Another fourteen-year-old, Vladimir Rimsky-Korsakoff, wrote from the far side of the world about his meeting with another world figure, the Empress of Russia. Published at the start of the World War, Vladimir’s letter tells of a royal way of life that was in its last days: “The Emperor has a palace called Livadia, about two versts from Yalta; almost every day we see some of the imperial family driving about.… The Empress and the four Grand Duchesses, her daughters, presided at different stalls. I went to buy at the stall of the Empress, and had the honor of receiving something from her own hands, of which I was very proud. The bazaar was held in front of the imperial yacht, the Standard .”
Louise K. Paine, a thirteen-year-old student at Friends Academy in Locust Valley, New York, won a silver badge in June 1908 for her sketch of a visit to a figure as well known as any world leader: Mark Twain. “He was a dear old man with snow white hair and twinkling gray eyes. He was very entertaining and I soon forgot all else listening to him talk. While we were waiting to be served ‘Mark Twain’s’ secretary played on the orchestrelle. The music was very beautiful.
“A little later dinner was announced and ‘Mark Twain’ led me out to the table on his arm. During the meal he would get up and walk around. This is a queer habit of his and he rarely sits still through a whole meal. Returning to the table one time he brought with him a volume of Kipling’s poems and read aloud to us from them. … After dinner we went up-stairs to the billiard room. It was quite a large room lined with shelves filled with books, in the center was a large billiard table, a present to Mr. Clemens from Mr. H. H. Rogers.
“It was very interesting watching Mr. Clemens play, for he is considered an expert at the game.
“Soon after the carriage was announced and I went away after having probably one of the pleasantest and most interesting experiences of my life.”
On at least one occasion, a St. Nicholas Leaguer’s piece about a famous person prompted a response from the subject.

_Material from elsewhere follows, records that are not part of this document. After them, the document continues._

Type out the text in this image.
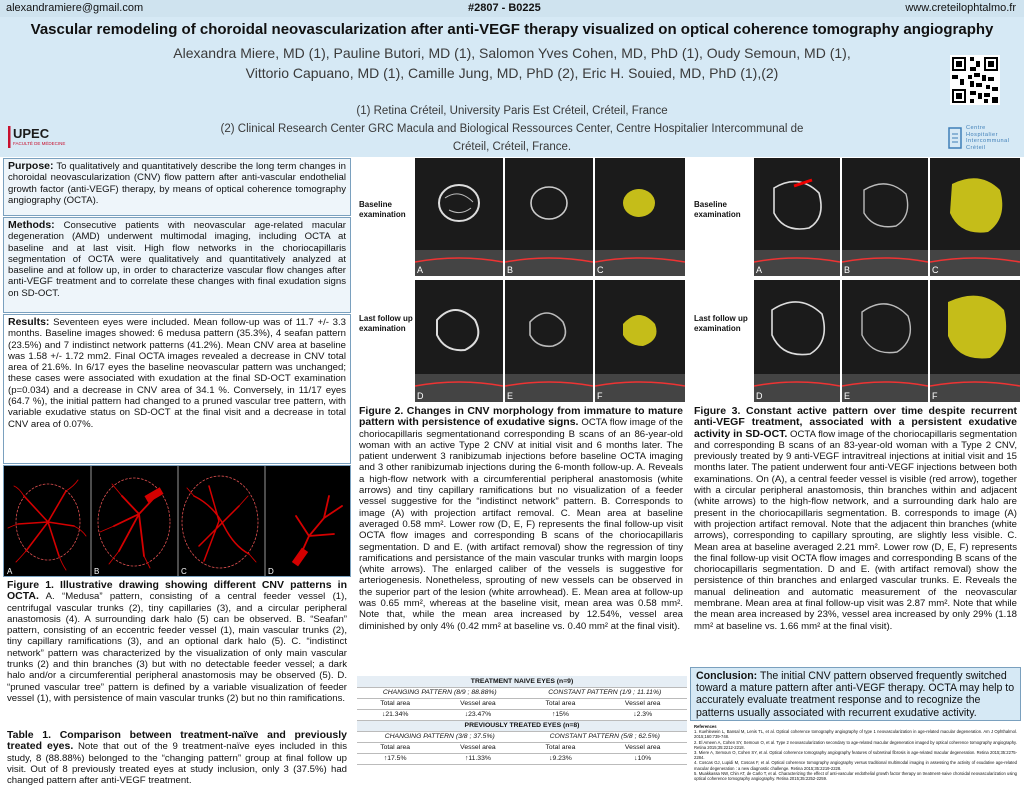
alexandramiere@gmail.com	#2807 - B0225	www.creteilophtalmo.fr
Vascular remodeling of choroidal neovascularization after anti-VEGF therapy visualized on optical coherence tomography angiography
Alexandra Miere, MD (1), Pauline Butori, MD (1), Salomon Yves Cohen, MD, PhD (1), Oudy Semoun, MD (1),
Vittorio Capuano, MD (1), Camille Jung, MD, PhD (2), Eric H. Souied, MD, PhD (1),(2)
(1) Retina Créteil, University Paris Est Créteil, Créteil, France
(2) Clinical Research Center GRC Macula and Biological Ressources Center, Centre Hospitalier Intercommunal de
Créteil, Créteil, France.
UPEC
FACULTÉ DE MÉDECINE
Centre Hospitalier Intercommunal Créteil
Purpose: To qualitatively and quantitatively describe the long term changes in choroidal neovascularization (CNV) flow pattern after anti-vascular endothelial growth factor (anti-VEGF) therapy, by means of optical coherence tomography angiography (OCTA).
Methods: Consecutive patients with neovascular age-related macular degeneration (AMD) underwent multimodal imaging, including OCTA at baseline and at last visit. High flow networks in the choriocapillaris segmentation of OCTA were qualitatively and quantitatively analyzed at baseline and at follow up, in order to characterize vascular flow changes after anti-VEGF treatment and to correlate these changes with final exudation signs on SD-OCT.
Results: Seventeen eyes were included. Mean follow-up was of 11.7 +/- 3.3 months. Baseline images showed: 6 medusa pattern (35.3%), 4 seafan pattern (23.5%) and 7 indistinct network patterns (41.2%). Mean CNV area at baseline was 1.58 +/- 1.72 mm2. Final OCTA images revealed a decrease in CNV total area of 21.6%. In 6/17 eyes the baseline neovascular pattern was unchanged; these cases were associated with exudation at the final SD-OCT examination (p=0.034) and a decrease in CNV area of 34.1 %. Conversely, in 11/17 eyes (64.7 %), the initial pattern had changed to a pruned vascular tree pattern, with variable exudative status on SD-OCT at the final visit and a decrease in total CNV area of 0.07%.
A	B	C	D
Figure 1. Illustrative drawing showing different CNV patterns in OCTA. A. “Medusa” pattern, consisting of a central feeder vessel (1), centrifugal vascular trunks (2), tiny capillaries (3), and a circular peripheral anastomosis (4). A surrounding dark halo (5) can be observed. B. “Seafan” pattern, consisting of an eccentric feeder vessel (1), main vascular trunks (2), tiny capillary ramifications (3), and an optional dark halo (5). C. “indistinct network” pattern was characterized by the visualization of only main vascular trunks (2) and thin branches (3) but with no detectable feeder vessel; a dark halo and/or a circumferential peripheral anastomosis may be observed (5). D. “pruned vascular tree” pattern is defined by a variable visualization of feeder vessel (1), with persistence of main vascular trunks (2) but no thin ramifications.
Table 1. Comparison between treatment-naïve and previously treated eyes. Note that out of the 9 treatment-naïve eyes included in this study, 8 (88.88%) belonged to the “changing pattern” group at final follow up visit. Out of 8 previously treated eyes at study inclusion, only 3 (37.5%) had changed pattern after anti-VEGF treatment.
Baseline examination
Last follow up examination
A	B	C
D	E	F
Baseline examination
Last follow up examination
A	B	C
D	E	F
Figure 2. Changes in CNV morphology from immature to mature pattern with persistence of exudative signs. OCTA flow image of the choriocapillaris segmentationand corresponding B scans of an 86-year-old woman with an active Type 2 CNV at initial visit and 6 months later. The patient underwent 3 ranibizumab injections before baseline OCTA imaging and 3 other ranibizumab injections during the 6-month follow-up. A. Reveals a high-flow network with a circumferential peripheral anastomosis (white arrows) and tiny capillary ramifications but no visualization of a feeder vessel suggestive for the “indistinct network” pattern. B. Corresponds to image (A) with projection artifact removal. C. Mean area at baseline averaged 0.58 mm². Lower row (D, E, F) represents the final follow-up visit OCTA flow images and corresponding B scans of the choriocapillaris segmentation. D and E. (with artifact removal) show the regression of tiny ramifications and persistance of the main vascular trunks with margin loops (white arrows). The enlarged caliber of the vessels is suggestive for arteriogenesis. Nonetheless, sprouting of new vessels can be observed in the superior part of the lesion (white arrowhead). E. Mean area at follow-up was 0.65 mm², whereas at the baseline visit, mean area was 0.58 mm². Note that, while the mean area increased by 12.54%, vessel area diminished by only 4% (0.42 mm² at baseline vs. 0.40 mm² at the final visit).
Figure 3. Constant active pattern over time despite recurrent anti-VEGF treatment, associated with a persistent exudative activity in SD-OCT. OCTA flow image of the choriocapillaris segmentation and corresponding B scans of an 83-year-old woman with a Type 2 CNV, previously treated by 9 anti-VEGF intravitreal injections at initial visit and 15 months later. The patient underwent four anti-VEGF injections between both examinations. On (A), a central feeder vessel is visible (red arrow), together with a circular peripheral anastomosis, thin branches within and adjacent (white arrows) to the high-flow network, and a surrounding dark halo are present in the choriocapillaris segmentation. B. corresponds to image (A) with projection artifact removal. Note that the adjacent thin branches (white arrows), corresponding to capillary sprouting, are slightly less visible. C. Mean area at baseline averaged 2.21 mm². Lower row (D, E, F) represents the final follow-up visit OCTA flow images and corresponding B scans of the choriocapillaris segmentation. D and E. (with artifact removal) show the persistence of thin branches and enlarged vascular trunks. E. Reveals the manual delineation and automatic measurement of the neovascular membrane. Mean area at final follow-up visit was 2.87 mm². Note that while the mean area increased by 23%, vessel area increased by only 29% (1.18 mm² at baseline vs. 1.66 mm² at the final visit).
TREATMENT NAIVE EYES (n=9)			
CHANGING PATTERN (8/9 ; 88.88%)		CONSTANT PATTERN (1/9 ; 11.11%)	
Total area	Vessel area	Total area	Vessel area
↓21.34%	↓23.47%	↑15%	↓2.3%
PREVIOUSLY TREATED EYES (n=8)			
CHANGING PATTERN (3/8 ; 37.5%)		CONSTANT PATTERN (5/8 ; 62.5%)	
Total area	Vessel area	Total area	Vessel area
↑17.5%	↑11.33%	↓9.23%	↓10%
Conclusion: The initial CNV pattern observed frequently switched toward a mature pattern after anti-VEGF therapy. OCTA may help to accurately evaluate treatment response and to recognize the patterns usually associated with recurrent exudative activity.
References
1. Kuehlewein L, Bansal M, Lenis TL, et al. Optical coherence tomography angiography of type 1 neovascularization in age-related macular degeneration. Am J Ophthalmol. 2015;160:739-748.
2. El Ameen A, Cohen SY, Semoun O, et al. Type 2 neovascularization secondary to age-related macular degeneration imaged by optical coherence tomography angiography. Retina 2015;35:2212-2218.
3. Miere A, Semoun O, Cohen SY, et al. Optical coherence tomography angiography features of subretinal fibrosis in age-related macular degeneration. Retina 2015;35:2275-2284.
4. Coscas GJ, Lupidi M, Coscas F, et al. Optical coherence tomography angiography versus traditional multimodal imaging in assessing the activity of exudative age-related macular degeneration : a new diagnostic challenge. Retina 2015;35:2219-2228.
5. Muakkassa NW, Chin AT, de Carlo T, et al. Characterizing the effect of anti-vascular endothelial growth factor therapy on treatment-naive choroidal neovascularization using optical coherence tomography angiography. Retina 2015;35:2252-2259.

When, in 1929, fourteen-year-old Thoreau E. Raymond of Taunton, Massachusetts, won a cash prize for a panegyric called “Our Calvin Coolidge,” the former President sent the poet this note:
21 MASSASOIT STREET NORTHAMPTON, MASSACHUSETTS
MY DEAR YOUNG LADY: Permit me to thank you for the poem in ST. NICHOLAS not because it is about me or because I feel worthy of it but because it is good. It shows you can work and think. I hope you will study hard and keep on working and thinking.
Sincerely, CALVIN COOLIDGE .
The St. Nicholas of the early 1930s gives the impression of shielding itself from the worst effects of the Great Depression. For a while it looked as though the magazine could keep chugging along forever, powered by high purpose and energy. But though its readership in 1930 was a healthy 150,000, St. Nicholas was hit hard: advertisers disappeared, and the number of pages declined. In a final attempt to hold off disaster, the sophisticated magazine for young people that had counted Tennyson and Twain among its contributors became a magazine for little children. Even this did not forestall the end for long, and the final issue appeared in 1943.
By the time it perished, the magazine was undoubtedly an anachronism. Still, it is hard not to regret the absence of a St. Nicholas League to offer children in this age of television and video games “a great help and a great encouragement,” as it did to Edna St. Vincent Millay and so many other boys and girls.